Je voudrais vous présenter mon ami Jalal. On l’appelle affectueusement Ba Jalloul. Il n’a rien de particulier. Juste ce marocain qui pourrait être votre voisin de palier. Affable, sans histoires, un homme somme toute bien ordinaire.
Perspicace, ses convictions puisées dans les épreuves
de la vie l’ont rendu aussi impassible que philosophe. Ses avis simples et ses
analyses empreintes du bon sens populaire se nourrissent de la seule activité
que je lui connaisse : s’attabler chaque jour dans le café voisin, lire la
presse, faire les mots croisés et glaner des informations sur ce qui se trame
dans les sphères du pouvoir.
En cet an I de l’ère PJD, qui mieux que Ba Jalloul
m’aidera à me faire une religion.
Je l’aperçois au moment où il s’engage dans ma rue.
La cinquantaine bien conservée, la mise soignée, un blazer au dessus d’une
paire de jeans, un chapeau noir à large rebord posé sur de longs cheveux
cendrés coiffés vers l’arrière, les yeux cachés par d’immenses lunettes noires,
il promène ses deux pékinoises comme à son habitude en fin de journée. Je le
rejoins.
– Le pays ira mieux dorénavant, me dit-il tout de go,
la mine rayonnante, comme s’il avait deviné ma préoccupation.
– Tu veux dire que le PJD réglera des problèmes vieux
de cinquante ans ?
– En 2007, on leur a raflé la victoire.
– Et cette fois-ci ? demandé-je, dubitatif.
– Enfin ! Les premières élections transparentes
de notre histoire moderne ! Le Premier ministre a les coudées franches
pour former son gouvernement ! Conditions idéales pour gouverner ! Il
reste que si le PJD est au pouvoir, il doit remercier un certain printemps et de
jeunes mutants.
– Tu n’as pas répondu à ma question. Est-ce qu’un
gouvernement PJD résoudra nos problèmes ?
– Ces gars-là n’ont pas l’expérience du pouvoir,
mais ils ont des idées, et surtout la volonté !
Ba Jalloul est en train de me contaminer son
optimisme.
– Ils pourront régler le problème de l’école ?

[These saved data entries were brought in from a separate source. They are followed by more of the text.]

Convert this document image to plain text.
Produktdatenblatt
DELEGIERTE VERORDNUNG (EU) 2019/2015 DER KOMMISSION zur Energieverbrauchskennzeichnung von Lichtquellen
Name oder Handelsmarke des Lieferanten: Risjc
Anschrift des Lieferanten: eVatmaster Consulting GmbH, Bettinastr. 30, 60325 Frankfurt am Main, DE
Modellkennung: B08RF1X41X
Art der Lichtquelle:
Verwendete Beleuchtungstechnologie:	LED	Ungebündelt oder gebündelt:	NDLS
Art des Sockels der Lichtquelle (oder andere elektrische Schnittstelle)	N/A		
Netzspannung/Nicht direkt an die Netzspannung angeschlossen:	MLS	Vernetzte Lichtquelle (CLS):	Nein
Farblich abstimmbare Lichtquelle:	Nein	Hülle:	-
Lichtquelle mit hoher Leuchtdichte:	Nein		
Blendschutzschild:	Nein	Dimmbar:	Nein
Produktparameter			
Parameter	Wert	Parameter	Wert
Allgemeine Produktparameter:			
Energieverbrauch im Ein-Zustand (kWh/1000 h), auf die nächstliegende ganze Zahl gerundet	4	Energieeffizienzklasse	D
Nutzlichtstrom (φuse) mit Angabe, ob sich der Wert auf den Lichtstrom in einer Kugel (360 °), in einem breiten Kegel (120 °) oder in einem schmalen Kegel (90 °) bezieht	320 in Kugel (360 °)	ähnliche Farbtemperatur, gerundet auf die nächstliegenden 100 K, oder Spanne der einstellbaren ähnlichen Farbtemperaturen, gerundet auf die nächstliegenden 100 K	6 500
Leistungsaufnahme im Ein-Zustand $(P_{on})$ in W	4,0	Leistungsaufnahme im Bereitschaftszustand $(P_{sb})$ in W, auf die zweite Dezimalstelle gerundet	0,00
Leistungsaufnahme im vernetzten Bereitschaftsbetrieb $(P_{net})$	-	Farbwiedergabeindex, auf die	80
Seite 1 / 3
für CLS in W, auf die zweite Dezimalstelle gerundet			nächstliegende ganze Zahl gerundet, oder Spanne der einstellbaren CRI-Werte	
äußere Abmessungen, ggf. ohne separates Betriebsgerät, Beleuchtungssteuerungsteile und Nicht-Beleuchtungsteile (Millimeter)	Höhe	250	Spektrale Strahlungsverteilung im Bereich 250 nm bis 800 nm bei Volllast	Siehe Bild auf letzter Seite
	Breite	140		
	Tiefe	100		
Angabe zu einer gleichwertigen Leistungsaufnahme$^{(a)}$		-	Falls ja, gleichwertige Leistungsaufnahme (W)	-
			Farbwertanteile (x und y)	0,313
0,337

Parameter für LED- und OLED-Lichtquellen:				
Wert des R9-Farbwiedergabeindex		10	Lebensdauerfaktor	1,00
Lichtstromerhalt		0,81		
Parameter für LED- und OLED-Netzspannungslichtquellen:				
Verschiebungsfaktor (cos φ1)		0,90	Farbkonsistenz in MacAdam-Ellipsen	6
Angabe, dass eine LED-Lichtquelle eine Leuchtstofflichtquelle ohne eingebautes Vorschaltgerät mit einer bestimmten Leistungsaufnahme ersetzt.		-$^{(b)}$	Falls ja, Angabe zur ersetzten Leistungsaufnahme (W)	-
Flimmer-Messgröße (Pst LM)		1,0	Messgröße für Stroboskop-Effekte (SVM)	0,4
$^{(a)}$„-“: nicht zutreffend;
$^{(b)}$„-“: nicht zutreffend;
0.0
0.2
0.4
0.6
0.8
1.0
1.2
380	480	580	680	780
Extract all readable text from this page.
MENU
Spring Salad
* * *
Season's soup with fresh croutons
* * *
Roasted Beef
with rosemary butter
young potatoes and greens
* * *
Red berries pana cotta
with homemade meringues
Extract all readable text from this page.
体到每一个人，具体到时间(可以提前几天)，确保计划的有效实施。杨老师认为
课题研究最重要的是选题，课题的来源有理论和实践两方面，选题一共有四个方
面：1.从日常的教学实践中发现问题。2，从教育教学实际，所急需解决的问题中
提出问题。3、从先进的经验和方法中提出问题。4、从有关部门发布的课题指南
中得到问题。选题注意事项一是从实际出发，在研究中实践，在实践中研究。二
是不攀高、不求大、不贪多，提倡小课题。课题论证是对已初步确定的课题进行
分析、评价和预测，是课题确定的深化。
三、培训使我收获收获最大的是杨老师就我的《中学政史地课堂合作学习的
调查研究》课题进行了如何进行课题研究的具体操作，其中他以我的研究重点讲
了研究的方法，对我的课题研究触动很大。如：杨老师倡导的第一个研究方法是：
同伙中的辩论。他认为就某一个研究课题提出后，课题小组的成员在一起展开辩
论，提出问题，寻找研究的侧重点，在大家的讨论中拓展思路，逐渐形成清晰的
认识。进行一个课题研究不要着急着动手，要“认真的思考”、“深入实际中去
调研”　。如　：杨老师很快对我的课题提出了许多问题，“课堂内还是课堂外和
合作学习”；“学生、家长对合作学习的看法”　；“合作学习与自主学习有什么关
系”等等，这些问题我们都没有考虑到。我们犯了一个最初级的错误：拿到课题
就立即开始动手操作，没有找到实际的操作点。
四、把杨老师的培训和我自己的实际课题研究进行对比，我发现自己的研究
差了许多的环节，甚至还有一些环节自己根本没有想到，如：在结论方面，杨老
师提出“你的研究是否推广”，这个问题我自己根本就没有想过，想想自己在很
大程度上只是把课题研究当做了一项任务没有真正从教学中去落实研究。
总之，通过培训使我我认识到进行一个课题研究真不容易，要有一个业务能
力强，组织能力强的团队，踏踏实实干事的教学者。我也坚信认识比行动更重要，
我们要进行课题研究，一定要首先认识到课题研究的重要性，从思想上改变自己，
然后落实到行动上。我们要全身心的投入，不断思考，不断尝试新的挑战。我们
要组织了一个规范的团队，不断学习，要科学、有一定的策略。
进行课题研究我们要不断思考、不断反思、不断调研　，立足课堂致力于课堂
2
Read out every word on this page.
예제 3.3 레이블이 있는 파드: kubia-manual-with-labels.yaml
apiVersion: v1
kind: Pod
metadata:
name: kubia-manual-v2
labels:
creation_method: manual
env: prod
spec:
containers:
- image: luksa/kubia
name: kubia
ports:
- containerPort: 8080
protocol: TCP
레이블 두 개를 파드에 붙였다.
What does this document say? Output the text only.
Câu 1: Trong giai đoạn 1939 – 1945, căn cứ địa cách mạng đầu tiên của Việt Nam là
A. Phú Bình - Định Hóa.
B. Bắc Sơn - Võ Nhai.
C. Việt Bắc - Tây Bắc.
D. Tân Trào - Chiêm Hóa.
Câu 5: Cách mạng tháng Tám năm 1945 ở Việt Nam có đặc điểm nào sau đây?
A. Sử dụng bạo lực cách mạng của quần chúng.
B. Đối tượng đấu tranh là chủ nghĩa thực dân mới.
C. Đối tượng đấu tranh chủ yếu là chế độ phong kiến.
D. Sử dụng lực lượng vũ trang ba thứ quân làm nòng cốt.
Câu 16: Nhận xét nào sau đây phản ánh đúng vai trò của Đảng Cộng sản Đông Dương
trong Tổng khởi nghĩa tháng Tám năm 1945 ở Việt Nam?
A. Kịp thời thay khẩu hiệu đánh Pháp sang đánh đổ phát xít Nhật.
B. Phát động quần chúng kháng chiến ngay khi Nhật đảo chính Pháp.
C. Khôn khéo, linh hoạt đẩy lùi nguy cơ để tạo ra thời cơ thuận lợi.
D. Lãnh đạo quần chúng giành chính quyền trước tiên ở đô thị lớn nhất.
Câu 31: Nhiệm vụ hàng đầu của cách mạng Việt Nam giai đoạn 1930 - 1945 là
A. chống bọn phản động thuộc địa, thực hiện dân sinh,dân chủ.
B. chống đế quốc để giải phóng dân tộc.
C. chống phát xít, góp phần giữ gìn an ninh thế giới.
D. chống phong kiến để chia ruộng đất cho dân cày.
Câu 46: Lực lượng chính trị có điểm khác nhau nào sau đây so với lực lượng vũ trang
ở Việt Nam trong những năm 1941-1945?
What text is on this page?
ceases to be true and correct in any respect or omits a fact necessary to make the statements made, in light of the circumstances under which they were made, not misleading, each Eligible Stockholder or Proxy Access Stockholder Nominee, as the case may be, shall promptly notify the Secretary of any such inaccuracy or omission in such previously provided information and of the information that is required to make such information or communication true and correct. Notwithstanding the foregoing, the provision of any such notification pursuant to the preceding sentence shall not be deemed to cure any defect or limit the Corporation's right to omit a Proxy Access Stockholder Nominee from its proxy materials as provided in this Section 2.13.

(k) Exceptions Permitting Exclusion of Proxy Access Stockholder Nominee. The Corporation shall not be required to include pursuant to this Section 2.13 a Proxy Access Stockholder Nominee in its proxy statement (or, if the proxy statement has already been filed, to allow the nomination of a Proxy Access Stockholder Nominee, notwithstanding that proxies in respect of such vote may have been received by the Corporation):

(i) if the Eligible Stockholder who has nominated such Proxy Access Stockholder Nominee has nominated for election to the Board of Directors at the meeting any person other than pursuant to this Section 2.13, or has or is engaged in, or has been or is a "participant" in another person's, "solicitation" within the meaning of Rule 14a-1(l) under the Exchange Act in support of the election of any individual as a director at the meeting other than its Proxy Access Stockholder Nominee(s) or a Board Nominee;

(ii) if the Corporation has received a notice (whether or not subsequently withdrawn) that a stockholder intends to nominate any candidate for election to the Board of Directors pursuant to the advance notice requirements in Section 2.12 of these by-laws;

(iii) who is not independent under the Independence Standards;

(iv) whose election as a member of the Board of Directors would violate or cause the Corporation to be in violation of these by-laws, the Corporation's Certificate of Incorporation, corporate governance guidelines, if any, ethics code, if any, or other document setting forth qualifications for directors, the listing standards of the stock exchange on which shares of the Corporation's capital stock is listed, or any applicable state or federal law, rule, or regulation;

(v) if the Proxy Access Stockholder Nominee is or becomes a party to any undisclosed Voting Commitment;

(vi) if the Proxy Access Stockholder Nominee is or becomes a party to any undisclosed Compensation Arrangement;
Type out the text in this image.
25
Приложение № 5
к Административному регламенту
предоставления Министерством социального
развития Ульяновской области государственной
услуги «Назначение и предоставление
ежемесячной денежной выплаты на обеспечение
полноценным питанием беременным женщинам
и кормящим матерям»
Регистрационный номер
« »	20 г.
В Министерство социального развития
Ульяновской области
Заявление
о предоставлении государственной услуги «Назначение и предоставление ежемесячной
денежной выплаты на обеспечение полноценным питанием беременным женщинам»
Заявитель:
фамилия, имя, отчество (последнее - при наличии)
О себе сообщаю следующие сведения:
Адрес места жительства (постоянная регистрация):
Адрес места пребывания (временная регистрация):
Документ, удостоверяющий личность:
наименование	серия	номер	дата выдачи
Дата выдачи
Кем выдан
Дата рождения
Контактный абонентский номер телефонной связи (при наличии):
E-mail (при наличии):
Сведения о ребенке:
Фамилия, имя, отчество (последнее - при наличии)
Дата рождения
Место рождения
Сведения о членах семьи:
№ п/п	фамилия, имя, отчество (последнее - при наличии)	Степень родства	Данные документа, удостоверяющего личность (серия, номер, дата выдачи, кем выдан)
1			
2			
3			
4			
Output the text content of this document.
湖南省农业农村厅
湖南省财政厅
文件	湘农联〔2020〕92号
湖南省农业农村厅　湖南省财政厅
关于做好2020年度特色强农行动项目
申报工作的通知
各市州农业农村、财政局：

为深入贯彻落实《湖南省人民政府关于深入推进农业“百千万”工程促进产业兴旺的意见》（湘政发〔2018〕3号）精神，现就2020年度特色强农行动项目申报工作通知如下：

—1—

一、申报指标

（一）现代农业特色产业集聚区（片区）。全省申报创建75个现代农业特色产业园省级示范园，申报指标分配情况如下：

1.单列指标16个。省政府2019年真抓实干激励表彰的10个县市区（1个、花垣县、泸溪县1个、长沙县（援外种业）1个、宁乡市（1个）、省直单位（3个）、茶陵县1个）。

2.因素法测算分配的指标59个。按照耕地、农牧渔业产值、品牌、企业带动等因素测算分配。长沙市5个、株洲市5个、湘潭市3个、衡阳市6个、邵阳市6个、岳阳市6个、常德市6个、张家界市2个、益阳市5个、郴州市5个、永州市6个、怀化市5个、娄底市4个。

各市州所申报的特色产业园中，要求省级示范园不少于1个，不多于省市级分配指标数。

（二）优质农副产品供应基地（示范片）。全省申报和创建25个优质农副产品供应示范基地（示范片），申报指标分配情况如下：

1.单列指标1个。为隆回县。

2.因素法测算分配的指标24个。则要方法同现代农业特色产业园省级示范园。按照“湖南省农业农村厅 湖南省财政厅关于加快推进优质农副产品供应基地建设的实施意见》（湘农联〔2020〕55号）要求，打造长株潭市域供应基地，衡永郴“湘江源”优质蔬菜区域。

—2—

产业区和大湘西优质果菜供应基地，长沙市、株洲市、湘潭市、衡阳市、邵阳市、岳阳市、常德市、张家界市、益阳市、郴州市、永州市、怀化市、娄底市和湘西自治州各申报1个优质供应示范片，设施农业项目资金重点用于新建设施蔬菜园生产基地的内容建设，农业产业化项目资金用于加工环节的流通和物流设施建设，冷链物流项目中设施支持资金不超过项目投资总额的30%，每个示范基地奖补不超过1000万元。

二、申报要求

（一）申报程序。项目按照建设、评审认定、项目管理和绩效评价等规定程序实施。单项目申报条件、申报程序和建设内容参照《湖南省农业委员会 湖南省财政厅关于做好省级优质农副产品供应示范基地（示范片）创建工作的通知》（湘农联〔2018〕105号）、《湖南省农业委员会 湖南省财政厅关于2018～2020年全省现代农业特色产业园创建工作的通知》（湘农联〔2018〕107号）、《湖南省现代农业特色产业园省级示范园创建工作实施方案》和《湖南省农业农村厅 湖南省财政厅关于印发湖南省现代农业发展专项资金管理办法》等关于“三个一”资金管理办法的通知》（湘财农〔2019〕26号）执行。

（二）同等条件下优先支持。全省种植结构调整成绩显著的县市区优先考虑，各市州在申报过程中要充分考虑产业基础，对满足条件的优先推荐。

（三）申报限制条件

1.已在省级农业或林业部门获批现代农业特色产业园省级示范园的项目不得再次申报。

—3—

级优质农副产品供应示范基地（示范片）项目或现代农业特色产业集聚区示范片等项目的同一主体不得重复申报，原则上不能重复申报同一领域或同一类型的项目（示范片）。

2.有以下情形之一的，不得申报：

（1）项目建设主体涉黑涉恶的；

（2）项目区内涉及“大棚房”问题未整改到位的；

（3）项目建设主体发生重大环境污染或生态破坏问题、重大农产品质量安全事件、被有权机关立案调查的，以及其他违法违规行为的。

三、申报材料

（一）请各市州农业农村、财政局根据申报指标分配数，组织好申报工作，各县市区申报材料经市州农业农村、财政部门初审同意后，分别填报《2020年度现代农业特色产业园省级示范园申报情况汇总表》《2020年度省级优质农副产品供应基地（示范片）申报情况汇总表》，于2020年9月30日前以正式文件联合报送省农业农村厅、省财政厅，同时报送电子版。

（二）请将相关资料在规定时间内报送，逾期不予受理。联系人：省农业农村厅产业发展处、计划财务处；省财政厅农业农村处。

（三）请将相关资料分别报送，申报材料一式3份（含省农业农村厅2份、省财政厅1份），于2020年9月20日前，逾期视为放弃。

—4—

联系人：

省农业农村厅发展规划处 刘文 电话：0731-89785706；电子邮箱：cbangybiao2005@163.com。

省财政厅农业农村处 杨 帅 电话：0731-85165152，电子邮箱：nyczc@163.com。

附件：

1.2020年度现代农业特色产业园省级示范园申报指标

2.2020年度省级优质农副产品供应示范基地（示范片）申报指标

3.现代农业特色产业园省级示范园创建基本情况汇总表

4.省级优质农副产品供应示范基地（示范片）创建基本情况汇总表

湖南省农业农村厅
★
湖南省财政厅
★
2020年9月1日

– Bien sûr, rétorque-t-il.
Il marque un temps d’arrêt, puis poursuit :
– Pas du jour au lendemain bien sûr…
– Et ils sont armés pour retaper notre système de
santé ?
– Ils ont des solutions, réagit-il sans hésiter. Mais
là aussi, ça prendra du temps.
Je le regarde du coin de l’œil. Il m’a l’air moins
rayonnant.
– Ba Jalloul, 200.000 jeunes déferlent chaque année
sur le marché du travail. 100.000 à peine sont casés pendant que les autres
vont grossir l’énorme stock de chômeurs ? Eux n’ont pas le temps ! Le
feu couve. Il finira par tout dévorer. Tu crois que le PJD peut… ?
Ba Jalloul reste silencieux. J’attends sa réponse.
J’ai besoin de sa réponse.
– J’en sais rien, finit-il par réagir en suivant ses
chiennes pressées d’explorer leur territoire dans le quartier, à en juger par
leur insistance à tirer la laisse tenue par leur maître.
– Écoute, je regagne mes pénates, laisse-t-il tomber.
C’est l’heure du dîner des chiennes…
Les bras m’en tombent. La discussion avec Ba Jalloul
n’a pas été bien loin. Elle m’a déprimé. Comme un soufflé qui retombe, mon
enthousiasme fugace s’est évaporé. J’ai mal à la tête. Je me sens las.
Je regagne chez moi, le cœur lourd, désabusé.